LETTER: Reopen Solid Waste Site for School Tours

By Beacon Staff

It was a chilly day, spring of 1998, when the sixth grade class of Kila School took the most fascinating of all field trips, to the county landfill. It stank, it was noisy, it was cold, but each one of those kids remembers that day and when they learned where their trash ends up. It was exciting and educational; motivating and meaningful. We must teach our children the impact each of us has on our valley. It is hard to push responsibility on a 12-year-old, but they get it when they visit the county landfill.

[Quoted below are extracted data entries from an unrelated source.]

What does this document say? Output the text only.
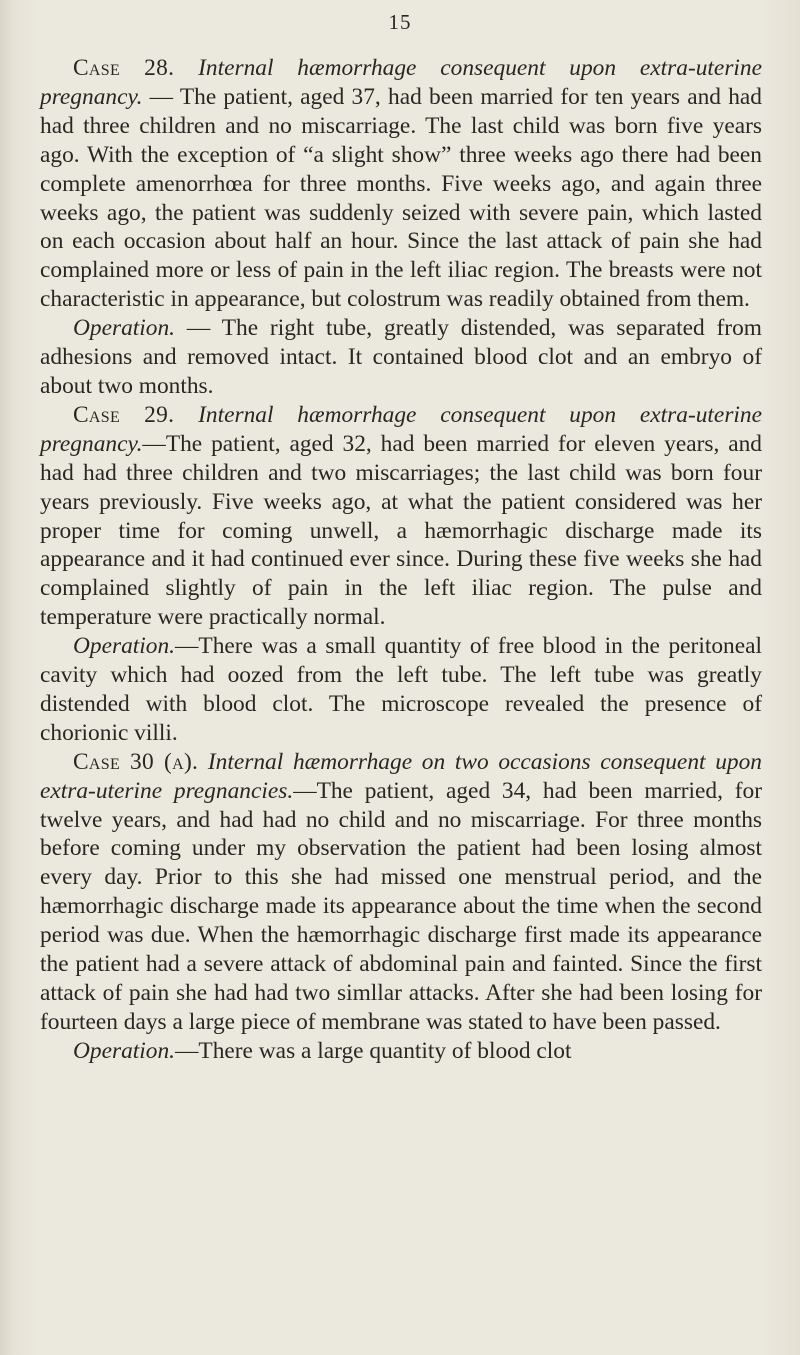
15

Case 28. Internal hæmorrhage consequent upon extra-uterine pregnancy. — The patient, aged 37, had been married for ten years and had had three children and no miscarriage. The last child was born five years ago. With the exception of “a slight show” three weeks ago there had been complete amenorrhœa for three months. Five weeks ago, and again three weeks ago, the patient was suddenly seized with severe pain, which lasted on each occasion about half an hour. Since the last attack of pain she had complained more or less of pain in the left iliac region. The breasts were not characteristic in appearance, but colostrum was readily obtained from them.

Operation. — The right tube, greatly distended, was separated from adhesions and removed intact. It contained blood clot and an embryo of about two months.

Case 29. Internal hæmorrhage consequent upon extra-uterine pregnancy.—The patient, aged 32, had been married for eleven years, and had had three children and two miscarriages; the last child was born four years previously. Five weeks ago, at what the patient considered was her proper time for coming unwell, a hæmorrhagic discharge made its appearance and it had continued ever since. During these five weeks she had complained slightly of pain in the left iliac region. The pulse and temperature were practically normal.

Operation.—There was a small quantity of free blood in the peritoneal cavity which had oozed from the left tube. The left tube was greatly distended with blood clot. The microscope revealed the presence of chorionic villi.

Case 30 (a). Internal hæmorrhage on two occasions consequent upon extra-uterine pregnancies.—The patient, aged 34, had been married, for twelve years, and had had no child and no miscarriage. For three months before coming under my observation the patient had been losing almost every day. Prior to this she had missed one menstrual period, and the hæmorrhagic discharge made its appearance about the time when the second period was due. When the hæmorrhagic discharge first made its appearance the patient had a severe attack of abdominal pain and fainted. Since the first attack of pain she had had two simllar attacks. After she had been losing for fourteen days a large piece of membrane was stated to have been passed.

Operation.—There was a large quantity of blood clot
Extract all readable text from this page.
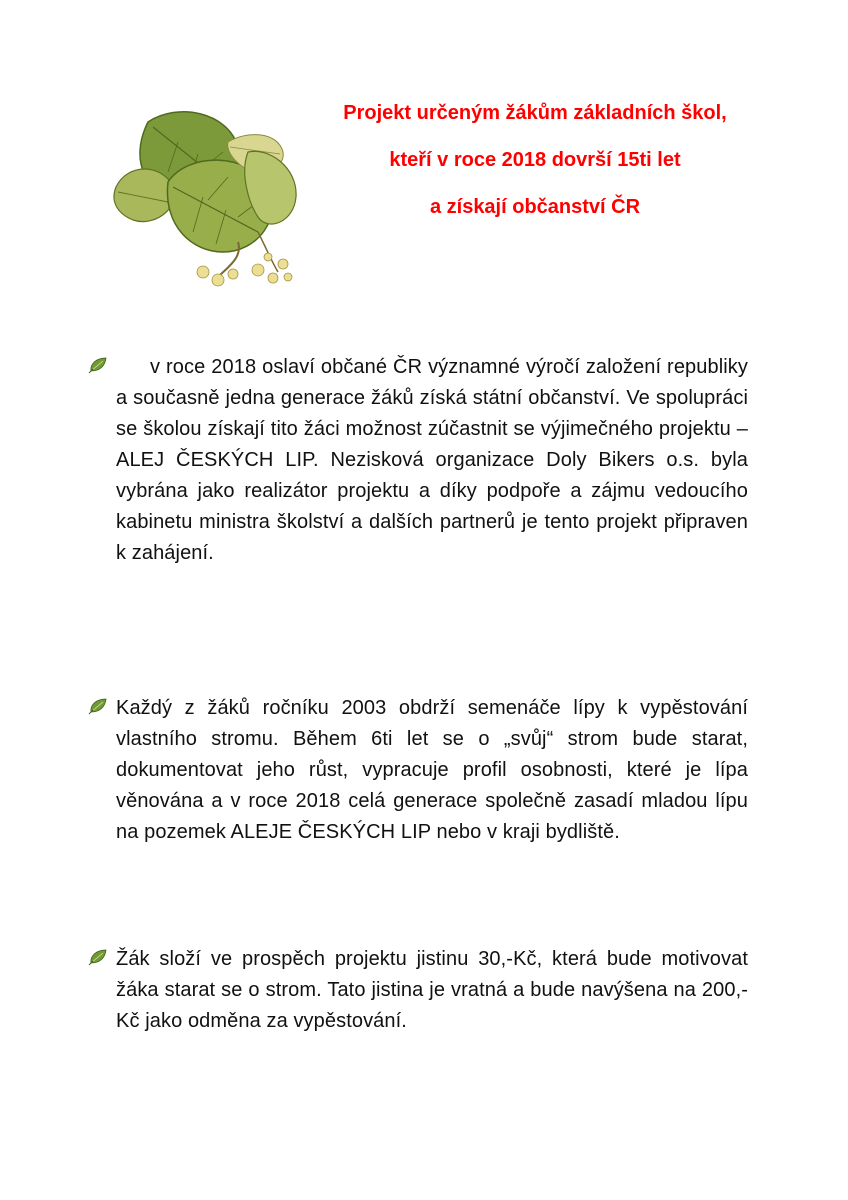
Projekt určeným žákům základních škol,
kteří v roce 2018 dovrší 15ti let
a získají občanství ČR

v roce 2018 oslaví občané ČR významné výročí založení republiky a současně jedna generace žáků získá státní občanství. Ve spolupráci se školou získají tito žáci možnost zúčastnit se výjimečného projektu – ALEJ ČESKÝCH LIP. Nezisková organizace Doly Bikers o.s. byla vybrána jako realizátor projektu a díky podpoře a zájmu vedoucího kabinetu ministra školství a dalších partnerů je tento projekt připraven k zahájení.

Každý z žáků ročníku 2003 obdrží semenáče lípy k vypěstování vlastního stromu. Během 6ti let se o „svůj“ strom bude starat, dokumentovat jeho růst, vypracuje profil osobnosti, které je lípa věnována a v roce 2018 celá generace společně zasadí mladou lípu na pozemek ALEJE ČESKÝCH LIP nebo v kraji bydliště.

Žák složí ve prospěch projektu jistinu 30,-Kč, která bude motivovat žáka starat se o strom. Tato jistina je vratná a bude navýšena na 200,- Kč jako odměna za vypěstování.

Recently, the Flathead County commissioners halted all school tours to the dump. They cite danger and dirt as cause for their abrupt action. Really? There are birds that poop; there are amazingly gross things; there is dirt being made there; there are big machines that look little because our landfill is massive; there is danger in our ignorance. The Waste Not Program along with the solid waste crew has developed fascinating educational workshops to teach us about compost, recycling and methane gas conversion. Thousands of children have safely toured the landfill, the compost and the recycling areas on their memorable field trips.

The reality is we should be proud of our solid waste system. The county, and we as taxpayers, have invested hundreds of thousands of dollars to make our landfill as efficient and effective as possible. The Flathead County Solid Waste Site is the first in the state to have a landfill gas-to-energy system. We are expanding this system to take the next progressive step toward having our trash make more energy that we all can benefit from. This energy goes into the grid and provides enough energy to power 1,000 to 1,200 homes. The students of the Flathead Valley need to know what is going on at the landfill. They are the future farmers, business owners, scientists and commissioners of this country. Dealing with our waste does and should present us with a lot of questions. Hiding the reality of the increasing quantity of refuse is not the answer – education is.

Why do the plastic bottles rise to the top of the huge pile like bubbles? Why is it more economical to throw away things than mend them? Why would someone throw away a grand piano (witnessed and remembered by 27 young ones)? How long will it take for decomposition?

Please open the Solid Waste Site back up for school tours. Our children need to know where their chip bags, old socks and yard waste go. They will be safe and smarter for it.